Nessuno naturalmente era preparato a un evento del genere. Flavio sembrava il ritratto della salute. Bello, fisico asciutto, da granatiere verrebbe da dire. E quel sorriso che non lo abbandonava mai. Ma era, soprattutto, era una magnifica persona. Anche chi non lo conosceva bene lo può affermare senza tema di smentita. Non si spiegherebbe altrimenti il dolore genuino e spontaneo che ne ha accompagnato la scomparsa. Martedì sera – la sera maledetta – pochi minuti dopo la tragedia, di fronte al pronto soccorso dell’ospedale San Paolo c’era mezza Civitavecchia. Attonita. Nessuno voleva credere che il cuore di quel ragazzone così dolce e disponibile si fosse fermato. Nessuno voleva accettarlo, quel destino. Un dolore vero, genuino, più ancora che per una persona di famiglia. Perché in realtà Flavio per centinaia di ragazzi, di giovani, di uomini e donne, era come una persona di famiglia: un fratello maggiore o minore a seconda dell’età, un figlio per qualcuno. Niente di costruito in quel dolore. Una sofferenza vera, lacerante. Tanti suoi compagni, di oggi e di ieri, nell’immediatezza della tragedia, hanno addirittura pensato di smettere con l’attività agonistica. No, non per paura che possa accadere anche a loro ciò che è successo a Flavio. No. A molti, in quei momenti, è sembrato che non avesse più senso continuare a giocare senza che lo facesse anche lui. Che non avesse senso festeggiare senza di lui. Che non avesse senso non potersi più scambiare la telefonata della domenica pomeriggio o della domenica sera: “Allora Fla’, come è andata, che avete fatto?”. O più semplicemente parlarne davanti a una birra.

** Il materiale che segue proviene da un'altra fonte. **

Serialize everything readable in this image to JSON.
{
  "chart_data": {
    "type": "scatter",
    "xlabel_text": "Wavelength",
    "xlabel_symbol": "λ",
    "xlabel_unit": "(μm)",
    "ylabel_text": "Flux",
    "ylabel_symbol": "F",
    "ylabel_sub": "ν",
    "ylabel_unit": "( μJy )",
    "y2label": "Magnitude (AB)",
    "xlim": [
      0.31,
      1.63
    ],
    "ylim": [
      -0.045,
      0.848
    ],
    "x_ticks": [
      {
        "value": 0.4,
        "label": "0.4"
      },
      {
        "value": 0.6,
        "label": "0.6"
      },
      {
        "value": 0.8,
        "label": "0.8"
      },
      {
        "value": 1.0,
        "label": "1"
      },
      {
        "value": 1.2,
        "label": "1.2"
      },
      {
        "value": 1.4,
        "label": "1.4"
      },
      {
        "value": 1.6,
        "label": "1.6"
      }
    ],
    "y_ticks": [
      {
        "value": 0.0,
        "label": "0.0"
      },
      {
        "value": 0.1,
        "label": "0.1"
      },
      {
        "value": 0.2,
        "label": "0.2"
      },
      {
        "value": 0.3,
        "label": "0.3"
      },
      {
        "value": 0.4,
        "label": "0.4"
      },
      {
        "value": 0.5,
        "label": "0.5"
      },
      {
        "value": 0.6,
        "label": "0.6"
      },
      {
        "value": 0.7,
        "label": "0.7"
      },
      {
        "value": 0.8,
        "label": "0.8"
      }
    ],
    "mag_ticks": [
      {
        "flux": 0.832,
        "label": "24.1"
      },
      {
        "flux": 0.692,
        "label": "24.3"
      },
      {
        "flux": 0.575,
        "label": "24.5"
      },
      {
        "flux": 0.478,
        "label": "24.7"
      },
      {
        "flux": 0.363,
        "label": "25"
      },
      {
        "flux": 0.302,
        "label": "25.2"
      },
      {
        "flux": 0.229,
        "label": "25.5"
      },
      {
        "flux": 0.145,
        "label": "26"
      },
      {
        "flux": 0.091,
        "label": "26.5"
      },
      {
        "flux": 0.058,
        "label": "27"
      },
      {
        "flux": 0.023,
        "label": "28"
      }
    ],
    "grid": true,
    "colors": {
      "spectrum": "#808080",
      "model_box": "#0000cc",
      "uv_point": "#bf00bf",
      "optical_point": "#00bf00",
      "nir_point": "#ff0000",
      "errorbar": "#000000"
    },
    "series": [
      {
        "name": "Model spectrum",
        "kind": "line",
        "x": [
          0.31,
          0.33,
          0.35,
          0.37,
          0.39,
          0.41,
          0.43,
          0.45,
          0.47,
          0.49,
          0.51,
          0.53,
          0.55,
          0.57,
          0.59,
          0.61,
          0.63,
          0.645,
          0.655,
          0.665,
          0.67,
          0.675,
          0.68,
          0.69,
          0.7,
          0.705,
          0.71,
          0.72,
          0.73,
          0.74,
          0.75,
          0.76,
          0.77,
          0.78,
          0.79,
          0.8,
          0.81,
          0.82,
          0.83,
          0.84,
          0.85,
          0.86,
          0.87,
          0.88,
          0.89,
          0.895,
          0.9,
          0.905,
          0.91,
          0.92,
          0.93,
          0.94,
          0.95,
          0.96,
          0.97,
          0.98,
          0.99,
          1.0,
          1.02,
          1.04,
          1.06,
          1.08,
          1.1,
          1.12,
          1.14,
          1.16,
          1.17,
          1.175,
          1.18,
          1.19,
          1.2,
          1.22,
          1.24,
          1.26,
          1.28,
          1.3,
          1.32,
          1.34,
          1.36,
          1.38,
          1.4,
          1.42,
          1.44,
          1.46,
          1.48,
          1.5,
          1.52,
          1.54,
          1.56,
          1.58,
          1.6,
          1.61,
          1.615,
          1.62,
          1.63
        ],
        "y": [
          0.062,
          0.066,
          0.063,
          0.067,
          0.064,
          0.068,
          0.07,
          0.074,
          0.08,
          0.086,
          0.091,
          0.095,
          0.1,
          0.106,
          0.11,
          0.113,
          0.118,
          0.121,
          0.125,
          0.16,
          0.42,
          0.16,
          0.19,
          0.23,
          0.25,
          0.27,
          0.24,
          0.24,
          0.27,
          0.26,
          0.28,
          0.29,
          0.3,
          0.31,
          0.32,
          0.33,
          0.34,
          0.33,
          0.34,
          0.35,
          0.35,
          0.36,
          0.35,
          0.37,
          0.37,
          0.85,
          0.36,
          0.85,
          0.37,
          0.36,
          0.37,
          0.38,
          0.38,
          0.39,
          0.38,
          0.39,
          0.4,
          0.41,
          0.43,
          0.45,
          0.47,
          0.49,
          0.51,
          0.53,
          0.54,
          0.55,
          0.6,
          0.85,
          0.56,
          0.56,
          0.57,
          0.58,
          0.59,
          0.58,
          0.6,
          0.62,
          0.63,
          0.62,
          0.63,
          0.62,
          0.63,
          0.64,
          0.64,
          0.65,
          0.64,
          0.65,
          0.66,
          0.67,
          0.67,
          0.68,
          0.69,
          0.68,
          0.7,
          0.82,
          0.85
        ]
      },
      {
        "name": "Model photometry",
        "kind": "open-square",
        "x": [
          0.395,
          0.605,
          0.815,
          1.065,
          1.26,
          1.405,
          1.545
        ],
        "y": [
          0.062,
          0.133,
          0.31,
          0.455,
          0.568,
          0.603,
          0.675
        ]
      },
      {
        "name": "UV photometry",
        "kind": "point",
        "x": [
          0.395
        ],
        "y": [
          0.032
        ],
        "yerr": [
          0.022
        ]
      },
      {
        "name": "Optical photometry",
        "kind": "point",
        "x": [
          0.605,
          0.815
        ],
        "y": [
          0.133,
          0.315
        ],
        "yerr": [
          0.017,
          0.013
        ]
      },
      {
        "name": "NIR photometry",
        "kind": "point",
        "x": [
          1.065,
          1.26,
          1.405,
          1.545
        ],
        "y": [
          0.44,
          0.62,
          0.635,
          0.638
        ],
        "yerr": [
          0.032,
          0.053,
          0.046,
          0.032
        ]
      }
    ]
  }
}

Una reazione umana, uno choc troppo forte da sopportare, che ha pervaso per primi i suoi compagni-amici della Csl. L’idea iniziale è stata quella di ritirarsi dal campionato. Poi, nonostante la ferita sia ancora apertissima, ha cominciato a prevalere la riflessione, finché la stessa Venere, la moglie di Flavio, ha chiesto alla squadra di continuare in memoria del bomber e di cercare di vincere il campionato di Prima categoria per lui. E allora, pian piano, tutti si stanno convincendo che questa è la strada giusta da percorrere. Anche perché Flavio, sia pure soltanto con il suo ricordo ormai, in campo ad aiutarli ci sarà sempre.
Una tragedia immane, soprattutto per le sue famiglie. Per mamma Ondina, papà Roberto, per i fratelli Fulvio e Alex e per la sua nuova famiglia, quella progettata per anni con la sua inseparabile Venere, elaborare il lutto sarà forse impossibile. Ma anche in questo enorme dramma, un aspetto positivo c’è. È appunto la grandissima, sincera partecipazione che ha accompagnato Flavio in questo suo ultimo, prematuro viaggio. Non era ancora tempo di andarsene, certo, ma Flavio ha raccolto per intero l’affetto e l’amore che aveva seminato e di cui, forse, neppure era consapevole. Per lui ormai conta poco, purtroppo. Ma a chi resta, e dovrà fare ogni giorno i conti con la sua ingombrante assenza, quell’affetto e quell’amore possono dare tanta, tanta forza.